There are a couple of ambiguities here. First, it is not clear exactly what Buttmann means by the pure perfect and whether it should be distinguished from the perfect of the main text. One explanation might be that pure refers to the use of the perfect historically. If that is the case, then minimally, Buttmann’s words are a grammatical version of the etymological fallacy.
But even if that’s the case, it does not supplant the significance of the description particularly in light of his qualification: in as much as “it has maintained itself in Greek.” To the extent that the language has not changed dramatically, the statement continues to be true. We might then interpret Buttmann’s words as recognizing the existence of language variation and change within the perfect, a change that eventually saw the disappearance of the perfect from the language as its semantics became difficult to distinguish from the aorist. If this reading of Buttmann is accurate, one must wonder if the current fad of seeking unified explanations of grammatical features at the expense of variation and change is somewhat wrong-headed.

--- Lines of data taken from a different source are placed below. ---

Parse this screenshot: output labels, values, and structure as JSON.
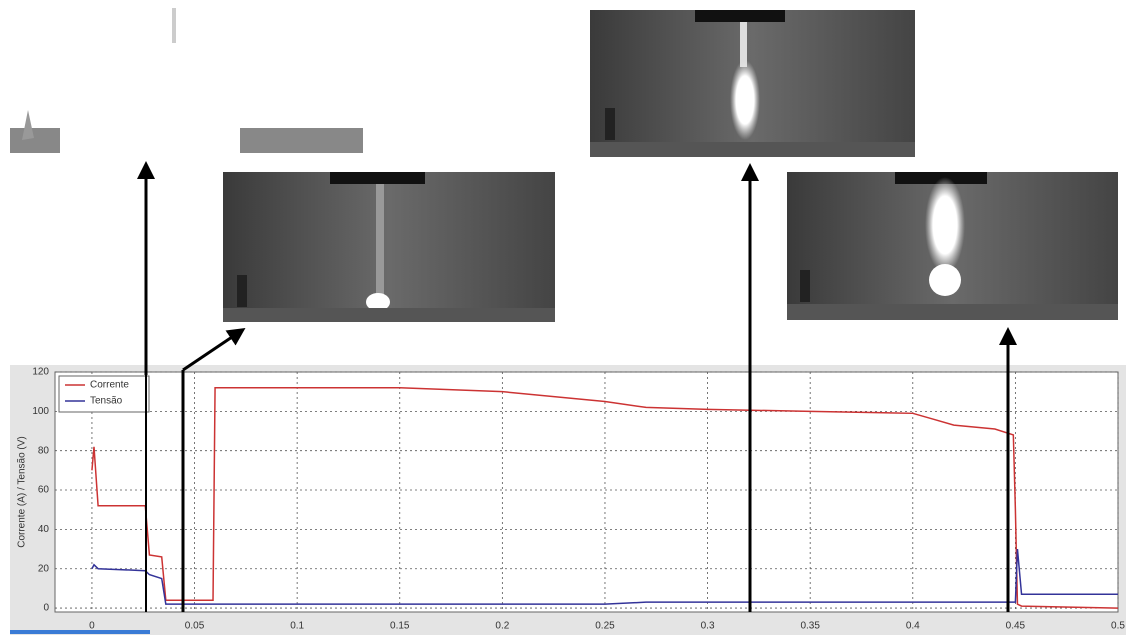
{
  "chart_data": {
    "type": "line",
    "y_label": "Corrente (A) / Tensão (V)",
    "x": [
      0,
      0.001,
      0.003,
      0.026,
      0.028,
      0.034,
      0.036,
      0.059,
      0.06,
      0.1,
      0.15,
      0.2,
      0.25,
      0.27,
      0.3,
      0.35,
      0.4,
      0.41,
      0.42,
      0.44,
      0.449,
      0.45,
      0.451,
      0.453,
      0.5
    ],
    "series": [
      {
        "name": "Corrente",
        "color": "#cc3333",
        "values": [
          70,
          82,
          52,
          52,
          27,
          26,
          4,
          4,
          112,
          112,
          112,
          110,
          105,
          102,
          101,
          100,
          99,
          96,
          93,
          91,
          88,
          50,
          2,
          1,
          0
        ]
      },
      {
        "name": "Tensão",
        "color": "#333399",
        "values": [
          20,
          22,
          20,
          19,
          17,
          15,
          2,
          2,
          2,
          2,
          2,
          2,
          2,
          3,
          3,
          3,
          3,
          3,
          3,
          3,
          3,
          3,
          30,
          7,
          7
        ]
      }
    ],
    "xlim": [
      -0.018,
      0.5
    ],
    "ylim": [
      -2,
      120
    ],
    "xticks": [
      0,
      0.05,
      0.1,
      0.15,
      0.2,
      0.25,
      0.3,
      0.35,
      0.4,
      0.45,
      0.5
    ],
    "yticks": [
      0,
      20,
      40,
      60,
      80,
      100,
      120
    ],
    "grid": true,
    "legend": "top-left"
  }
}
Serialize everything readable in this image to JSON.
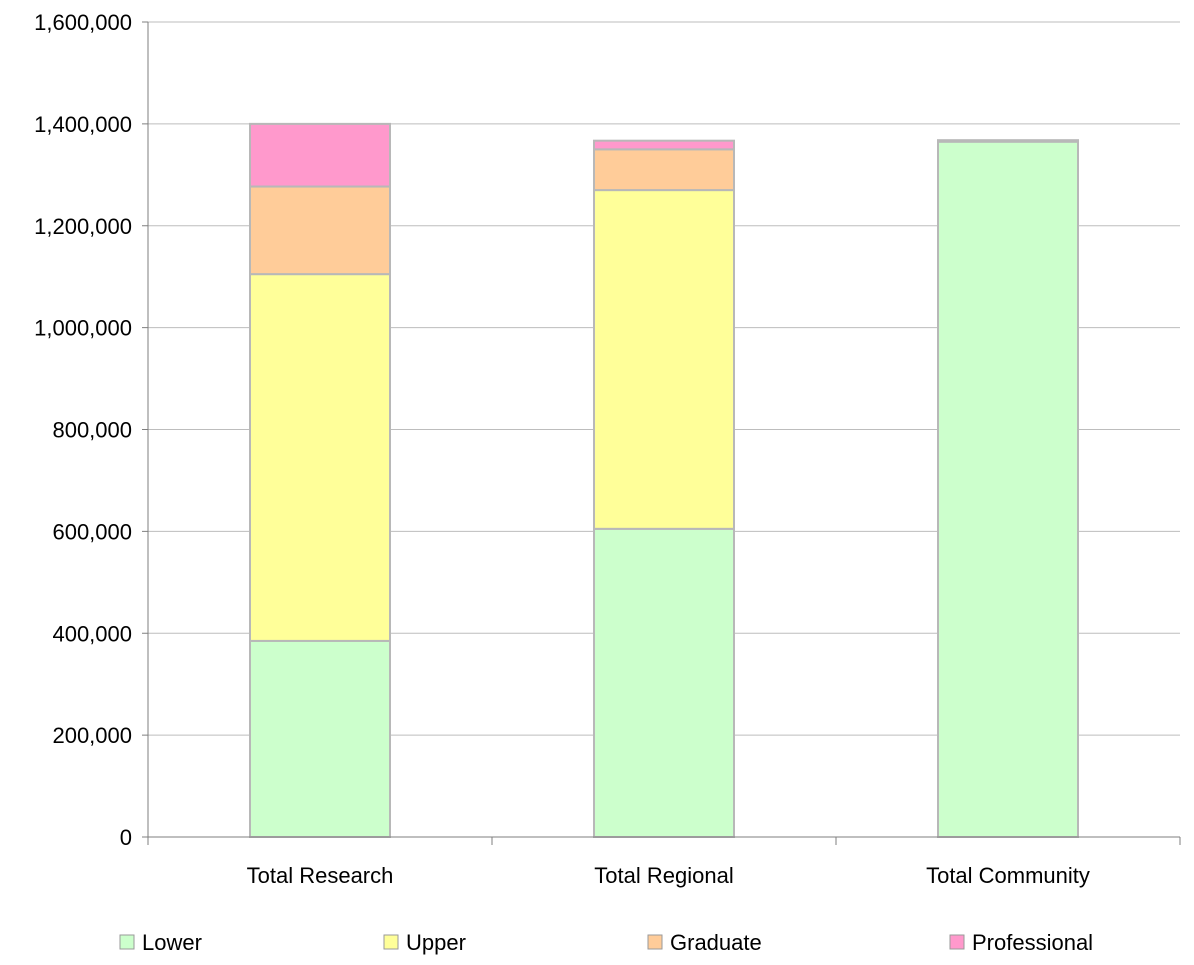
{
  "chart_data": {
    "type": "bar",
    "stacked": true,
    "title": "",
    "xlabel": "",
    "ylabel": "",
    "categories": [
      "Total Research",
      "Total Regional",
      "Total Community"
    ],
    "series": [
      {
        "name": "Lower",
        "values": [
          385000,
          605000,
          1365000
        ],
        "color": "#ccffcc"
      },
      {
        "name": "Upper",
        "values": [
          720000,
          665000,
          0
        ],
        "color": "#ffff99"
      },
      {
        "name": "Graduate",
        "values": [
          172000,
          80000,
          0
        ],
        "color": "#ffcc99"
      },
      {
        "name": "Professional",
        "values": [
          123000,
          17000,
          3000
        ],
        "color": "#ff99cc"
      }
    ],
    "ylim": [
      0,
      1600000
    ],
    "yticks": [
      "0",
      "200,000",
      "400,000",
      "600,000",
      "800,000",
      "1,000,000",
      "1,200,000",
      "1,400,000",
      "1,600,000"
    ],
    "grid": true,
    "legend_position": "bottom"
  }
}
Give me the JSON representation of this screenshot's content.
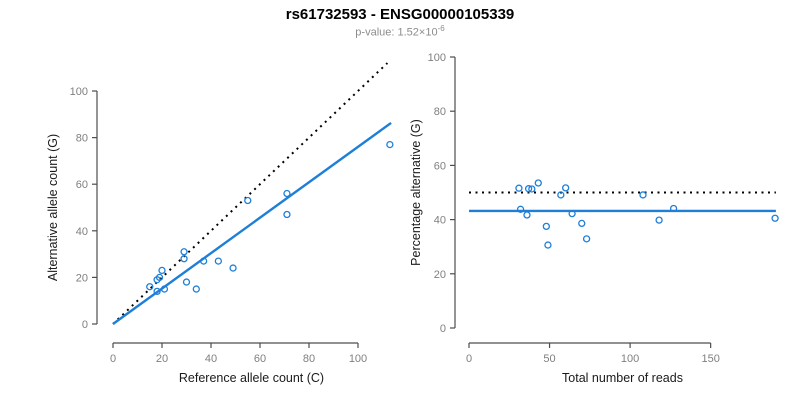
{
  "header": {
    "title": "rs61732593 - ENSG00000105339",
    "pvalue": {
      "prefix": "p-value: ",
      "base": "1.52×10",
      "exponent": "-6"
    }
  },
  "colors": {
    "accent_blue": "#1E7FD8",
    "dotted_line": "#000000",
    "axis_line": "#4d4d4d",
    "tick_label": "#7f7f7f",
    "axis_title": "#1a1a1a",
    "subtitle_gray": "#8c8c8c",
    "background": "#ffffff"
  },
  "chart_data": [
    {
      "name": "allele-counts",
      "type": "scatter",
      "xlabel": "Reference allele count (C)",
      "ylabel": "Alternative allele count (G)",
      "x_ticks": [
        0,
        20,
        40,
        60,
        80,
        100
      ],
      "y_ticks": [
        0,
        20,
        40,
        60,
        80,
        100
      ],
      "xlim": [
        0,
        113
      ],
      "ylim": [
        0,
        112
      ],
      "grid": false,
      "points": [
        [
          15,
          16
        ],
        [
          18,
          14
        ],
        [
          18,
          19
        ],
        [
          19,
          20
        ],
        [
          20,
          23
        ],
        [
          21,
          15
        ],
        [
          29,
          28
        ],
        [
          29,
          31
        ],
        [
          30,
          18
        ],
        [
          34,
          15
        ],
        [
          37,
          27
        ],
        [
          43,
          27
        ],
        [
          49,
          24
        ],
        [
          55,
          53
        ],
        [
          71,
          47
        ],
        [
          71,
          56
        ],
        [
          113,
          77
        ]
      ],
      "lines": [
        {
          "name": "identity-line",
          "style": "dotted",
          "color": "#000000",
          "x1": 0,
          "y1": 0,
          "x2": 112,
          "y2": 112
        },
        {
          "name": "fit-line",
          "style": "solid",
          "color": "#1E7FD8",
          "slope": 0.76,
          "x1": 0,
          "y1": 0,
          "x2": 113.5,
          "y2": 86.3
        }
      ]
    },
    {
      "name": "percentage-vs-depth",
      "type": "scatter",
      "xlabel": "Total number of reads",
      "ylabel": "Percentage alternative (G)",
      "x_ticks": [
        0,
        50,
        100,
        150
      ],
      "y_ticks": [
        0,
        20,
        40,
        60,
        80,
        100
      ],
      "xlim": [
        0,
        190.5
      ],
      "ylim": [
        0,
        100
      ],
      "grid": false,
      "points": [
        [
          31,
          51.6
        ],
        [
          32,
          43.8
        ],
        [
          36,
          41.7
        ],
        [
          37,
          51.4
        ],
        [
          39,
          51.3
        ],
        [
          43,
          53.5
        ],
        [
          48,
          37.5
        ],
        [
          49,
          30.6
        ],
        [
          57,
          49.1
        ],
        [
          60,
          51.7
        ],
        [
          64,
          42.2
        ],
        [
          70,
          38.6
        ],
        [
          73,
          32.9
        ],
        [
          108,
          49.1
        ],
        [
          118,
          39.8
        ],
        [
          127,
          44.1
        ],
        [
          190,
          40.5
        ]
      ],
      "lines": [
        {
          "name": "null-50pct-line",
          "style": "dotted",
          "color": "#000000",
          "x1": 0,
          "y1": 50,
          "x2": 190.5,
          "y2": 50
        },
        {
          "name": "fit-mean-line",
          "style": "solid",
          "color": "#1E7FD8",
          "x1": 0,
          "y1": 43.2,
          "x2": 190.5,
          "y2": 43.2
        }
      ]
    }
  ]
}
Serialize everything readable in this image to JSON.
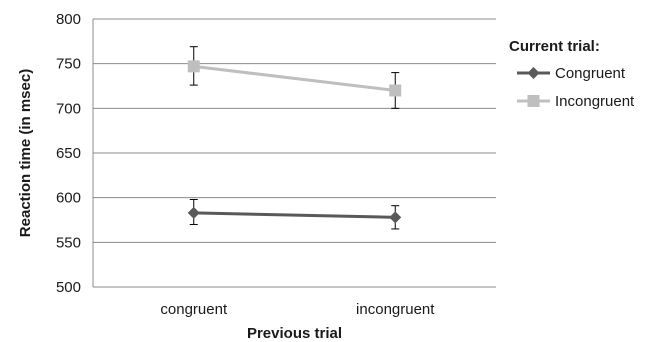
{
  "chart_data": {
    "type": "line",
    "xlabel": "Previous trial",
    "ylabel": "Reaction time  (in msec)",
    "categories": [
      "congruent",
      "incongruent"
    ],
    "ylim": [
      500,
      800
    ],
    "yticks": [
      500,
      550,
      600,
      650,
      700,
      750,
      800
    ],
    "grid": "horizontal",
    "legend": {
      "title": "Current trial:",
      "position": "right"
    },
    "series": [
      {
        "name": "Congruent",
        "marker": "diamond",
        "color": "#595959",
        "values": [
          583,
          578
        ],
        "error": [
          [
            570,
            598
          ],
          [
            565,
            591
          ]
        ]
      },
      {
        "name": "Incongruent",
        "marker": "square",
        "color": "#bfbfbf",
        "values": [
          747,
          720
        ],
        "error": [
          [
            726,
            769
          ],
          [
            700,
            740
          ]
        ]
      }
    ]
  }
}
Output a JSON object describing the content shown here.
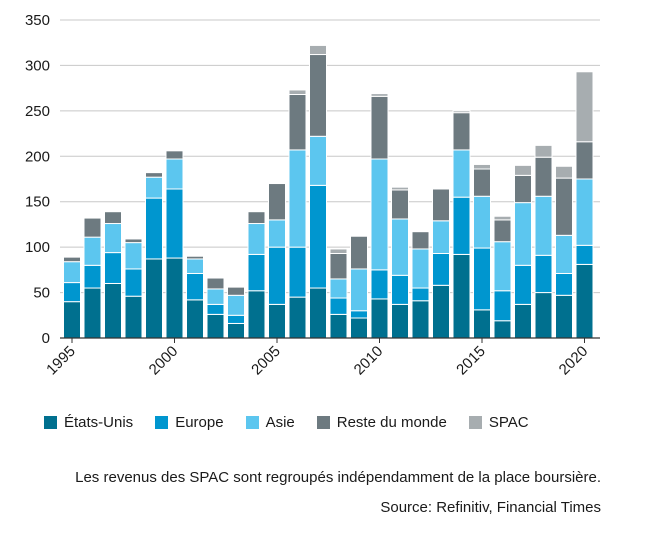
{
  "chart_data": {
    "type": "bar",
    "stacked": true,
    "categories": [
      "1995",
      "1996",
      "1997",
      "1998",
      "1999",
      "2000",
      "2001",
      "2002",
      "2003",
      "2004",
      "2005",
      "2006",
      "2007",
      "2008",
      "2009",
      "2010",
      "2011",
      "2012",
      "2013",
      "2014",
      "2015",
      "2016",
      "2017",
      "2018",
      "2019",
      "2020"
    ],
    "x_tick_labels": [
      "1995",
      "2000",
      "2005",
      "2010",
      "2015",
      "2020"
    ],
    "ylim": [
      0,
      350
    ],
    "y_ticks": [
      0,
      50,
      100,
      150,
      200,
      250,
      300,
      350
    ],
    "grid": "horizontal",
    "legend_position": "bottom",
    "series": [
      {
        "name": "États-Unis",
        "color": "#00708f",
        "values": [
          40,
          55,
          60,
          46,
          87,
          88,
          42,
          26,
          16,
          52,
          37,
          45,
          55,
          26,
          22,
          43,
          37,
          41,
          58,
          92,
          31,
          19,
          37,
          50,
          47,
          81
        ]
      },
      {
        "name": "Europe",
        "color": "#0096cf",
        "values": [
          21,
          25,
          34,
          30,
          67,
          76,
          29,
          11,
          9,
          40,
          63,
          55,
          113,
          18,
          8,
          32,
          32,
          14,
          35,
          63,
          68,
          33,
          43,
          41,
          24,
          21
        ]
      },
      {
        "name": "Asie",
        "color": "#5cc6ef",
        "values": [
          23,
          31,
          32,
          29,
          23,
          33,
          16,
          17,
          22,
          34,
          30,
          107,
          54,
          21,
          46,
          122,
          62,
          43,
          36,
          52,
          57,
          54,
          69,
          65,
          42,
          73
        ]
      },
      {
        "name": "Reste du monde",
        "color": "#6d7a80",
        "values": [
          5,
          21,
          13,
          4,
          5,
          9,
          3,
          12,
          9,
          13,
          40,
          61,
          90,
          28,
          36,
          69,
          32,
          19,
          35,
          41,
          30,
          24,
          30,
          43,
          63,
          41
        ]
      },
      {
        "name": "SPAC",
        "color": "#a7adb0",
        "values": [
          0,
          0,
          0,
          0,
          0,
          0,
          0,
          0,
          0,
          0,
          0,
          5,
          10,
          5,
          0,
          3,
          3,
          0,
          0,
          2,
          5,
          4,
          11,
          13,
          13,
          77
        ]
      }
    ]
  },
  "note": "Les revenus des SPAC sont regroupés indépendamment de la place boursière.",
  "source": "Source: Refinitiv, Financial Times"
}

Buttmann goes on to note that the aorist can be used for the perfect, an observation which we might parallel with the contemporary linguistic concept of asymmetrical markedness. Specifically, Buttmann has already stated that the aorist (unlike the perfect) leaves undecided (=unmarked) whether a given state or condition continues to exist in the present, while the perfect necessitates that it is (=marked). That the aorist can be used where a perfect can be, is merely evidence of this fact in practice. Buttmann’s observation here might be useful in examining those examples where scholars have claimed that the perfect is merging with the aorist in the Hellenistic Koine or even as early as the Classical period. Do those supposed examples involve perfects expressing a state of affairs that continues to hold to the time of speaking? If so, then, it is unlikely that those are aoristic perfects.
 Philipp Buttmann, Greek Grammar, trans. Edward Everett (Boston: Oliver Everett, 1822).
 Philipp Buttmann, Greek Grammar, trans. D. Boileau (London: Black, Young & Young, 1833).
 Ibid., 350. Buttmann’s Future 3 is the Perfect Future, which is less relevant to our purposes.
 The specific time of this final change is debated. Evans argues for the Byzantine period (Verbal Syntax, 145-146), while Caragounis holds to a much earlier date (Development of Greek, 154), though he does little more than regurgitate Jannaris (Historical Greek Grammar, 439) without any actual discussion of his own on the matter.
 This is perhaps most represented by Porter (Verbal Aspect) and Campbell (Verbal Aspect), whose claims for the Hellenistic period find little foundation in the historical development of the language.
 For an accessible Greek-oriented explanation of the concept, see Steve Runge, Discourse Grammar of the Greek New Testament (Peabody, Mass.: Hendrickson, 2010), 10-13.